Les récits de zombies ont une dette envers le western, à tel point qu’ils en sont, avec le road-movie, les héritiers directs : grands espaces faiblement peuplés, hostiles certes, mais pas autant, pourtant, que ne le sont ceux qui les traversent; hommes armés, identifiés par leurs armes même; femmes devant choisir entre la servitude ou la rébellion; incertitudes face à l’avenir, parce que dans le western, tout est à construire et que la tâche semble surhumaine, et parce que dans le récit de zombies, tout est détruit et qu’on ne peut pas reconstruire; interrogations enfin sur l’éducation à donner aux enfants : faut-il les endurcir ou les civiliser ? Et que vaut la civilité quand elle ressemble à une faiblesse, et que la faiblesse semble être la première cause de mort ?

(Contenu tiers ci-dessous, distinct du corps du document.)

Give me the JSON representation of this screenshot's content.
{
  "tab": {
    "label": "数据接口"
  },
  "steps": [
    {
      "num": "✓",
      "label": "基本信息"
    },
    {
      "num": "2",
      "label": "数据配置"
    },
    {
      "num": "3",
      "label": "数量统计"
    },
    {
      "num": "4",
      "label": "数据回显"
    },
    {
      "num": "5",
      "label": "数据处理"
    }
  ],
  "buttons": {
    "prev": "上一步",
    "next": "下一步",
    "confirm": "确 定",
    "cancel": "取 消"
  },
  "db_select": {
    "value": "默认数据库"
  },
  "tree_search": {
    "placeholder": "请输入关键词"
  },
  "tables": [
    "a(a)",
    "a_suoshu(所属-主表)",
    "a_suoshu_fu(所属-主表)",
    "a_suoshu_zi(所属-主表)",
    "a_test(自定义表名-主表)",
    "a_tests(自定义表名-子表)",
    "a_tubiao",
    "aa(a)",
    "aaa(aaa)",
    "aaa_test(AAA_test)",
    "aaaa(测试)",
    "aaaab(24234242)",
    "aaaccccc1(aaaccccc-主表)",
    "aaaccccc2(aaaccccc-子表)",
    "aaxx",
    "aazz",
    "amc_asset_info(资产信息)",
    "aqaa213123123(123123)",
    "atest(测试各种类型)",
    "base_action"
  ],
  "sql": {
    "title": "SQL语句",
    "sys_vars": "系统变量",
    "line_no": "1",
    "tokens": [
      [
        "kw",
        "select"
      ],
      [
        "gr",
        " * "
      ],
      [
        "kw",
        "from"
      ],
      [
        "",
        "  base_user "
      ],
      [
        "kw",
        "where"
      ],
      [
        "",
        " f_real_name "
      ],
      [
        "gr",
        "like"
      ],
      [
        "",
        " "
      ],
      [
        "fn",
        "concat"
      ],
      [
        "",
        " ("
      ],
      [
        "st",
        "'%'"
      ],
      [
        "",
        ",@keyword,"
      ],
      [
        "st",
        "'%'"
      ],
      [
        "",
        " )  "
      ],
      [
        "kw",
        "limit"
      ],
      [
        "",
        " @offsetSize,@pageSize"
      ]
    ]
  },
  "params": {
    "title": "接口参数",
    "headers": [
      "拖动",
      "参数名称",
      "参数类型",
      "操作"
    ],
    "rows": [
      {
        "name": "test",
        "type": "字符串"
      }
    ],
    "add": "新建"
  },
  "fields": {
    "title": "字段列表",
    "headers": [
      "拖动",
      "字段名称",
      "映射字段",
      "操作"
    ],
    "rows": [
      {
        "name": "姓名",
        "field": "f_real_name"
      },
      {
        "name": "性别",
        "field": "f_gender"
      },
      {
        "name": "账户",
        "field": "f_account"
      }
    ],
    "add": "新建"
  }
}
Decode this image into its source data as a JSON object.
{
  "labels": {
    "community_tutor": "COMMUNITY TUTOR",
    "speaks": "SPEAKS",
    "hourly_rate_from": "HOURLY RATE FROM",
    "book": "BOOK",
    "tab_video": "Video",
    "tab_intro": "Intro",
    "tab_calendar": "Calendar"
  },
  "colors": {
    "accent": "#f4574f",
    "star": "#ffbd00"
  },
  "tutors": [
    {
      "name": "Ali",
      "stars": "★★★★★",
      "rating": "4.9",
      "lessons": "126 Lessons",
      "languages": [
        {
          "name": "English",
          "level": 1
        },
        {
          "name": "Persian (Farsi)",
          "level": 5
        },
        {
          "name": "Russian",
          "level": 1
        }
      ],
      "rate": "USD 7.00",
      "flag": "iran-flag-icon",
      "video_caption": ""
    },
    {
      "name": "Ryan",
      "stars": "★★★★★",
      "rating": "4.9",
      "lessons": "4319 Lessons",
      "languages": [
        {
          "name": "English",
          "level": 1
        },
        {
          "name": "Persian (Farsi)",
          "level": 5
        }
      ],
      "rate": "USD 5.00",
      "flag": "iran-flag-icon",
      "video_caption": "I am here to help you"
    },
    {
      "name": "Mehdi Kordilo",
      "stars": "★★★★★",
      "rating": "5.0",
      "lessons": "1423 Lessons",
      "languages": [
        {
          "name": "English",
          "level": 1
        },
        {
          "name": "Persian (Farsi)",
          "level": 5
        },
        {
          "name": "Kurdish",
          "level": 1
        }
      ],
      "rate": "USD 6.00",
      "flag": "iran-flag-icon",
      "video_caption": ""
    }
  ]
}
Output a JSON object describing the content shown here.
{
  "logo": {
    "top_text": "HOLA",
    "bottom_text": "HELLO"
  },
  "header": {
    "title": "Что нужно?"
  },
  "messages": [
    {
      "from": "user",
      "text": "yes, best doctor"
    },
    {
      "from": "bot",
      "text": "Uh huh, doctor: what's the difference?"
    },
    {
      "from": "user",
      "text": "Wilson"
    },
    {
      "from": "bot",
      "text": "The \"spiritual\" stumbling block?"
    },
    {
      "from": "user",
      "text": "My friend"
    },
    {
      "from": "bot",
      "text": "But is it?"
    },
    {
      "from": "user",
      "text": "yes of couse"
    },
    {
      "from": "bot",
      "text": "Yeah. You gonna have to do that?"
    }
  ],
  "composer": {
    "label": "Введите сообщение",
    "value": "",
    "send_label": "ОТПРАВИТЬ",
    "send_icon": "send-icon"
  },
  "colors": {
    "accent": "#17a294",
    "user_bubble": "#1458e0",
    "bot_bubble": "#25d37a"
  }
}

On mesure, en comparant Link Appleyard, shérif de Shinbone, et Rick Grimes, adjoint du comté de Kings, combien entre les cowboys et les zombies, l’Amérique raconte en images l’histoire d’un peuple qui ne sait trop comment se situer par rapport au droit, et fait peser sur les épaules des représentants de la loi ce paradoxe : dans l’idéal, le droit devrait être ce par quoi on échappe à la loi du plus fort, mais dans les faits, les lois civiles ne sont rien si les armes ou des gros bras ne leurs prêtent pas main forte.
Ce qui est très étonnant dans Shinbone, c’est que la loi a déjà un représentant : Link Appleyard, Marshall du bourg. Mais il est comme un magasin dont la marchandise n’aurait pas été livrée. Il a bien un bureau, et même une cellule, mais il ne peut rien en faire, puisqu’il n’a pas la stature lui permettant de dominer ceux qui mériteraient d’être mis derrière les barreaux. Son physique et son absence de maîtrise des armes pourraient laisser croire que ce n’est qu’un problème physique, mais en fait c’est pire que ça : de la loi il ne retient que ce qui peut légitimer le fait qu’il ne puisse surtout pas arrêter ceux qui troublent l’ordre public. Aussi fait-il en sorte de ne pas être témoin du désordre causé par Liberty Valance et sa clique dans les environs et au coeur même du bourg qu’il est censé protéger..
Ransom Stoddard est l’homme de l’Est par lequel arrive le droit. Mais avant même d’avoir mis les pieds à Shinbone, c’est au détour d’un virage qu’il va apprendre que la loi qui est inscrite dans les livres qui emplissent ses malles a été précédée par une autre loi, plus tangible, plus « matérielle »; c’est la loi de l’Ouest, que Liberty Valance a bien l’intention de lui apprendre à grands coups de martinet. On le devine donc vite, il y a au moins deux lois sur ce continent en cours d’urbanisation : une loi qui n’a pas besoin d’être établie, puisqu’elle se suffit à elle-même, et c’est celle du plus fort. Mais ici il faudrait préciser ce dont on parle, car à strictement parler la force ne suffit pas : on va le voir, il s’agit moins de faire usage de la force que de faire comprendre qu’on en fera usage bien au-delà de ce que la simple préservation de ses intérêts réclame. Et puis il y a une seconde loi, dont on constate l’absence, dont l’absence montre de façon évidente la nécessité, éprouvée sans le savoir par tous ceux dont la vie paisible est empêchée par le sans-gène de ceux qui font usage de la force, qui leur donne un pouvoir sur tous, sur tout, et sur toutes, aussi.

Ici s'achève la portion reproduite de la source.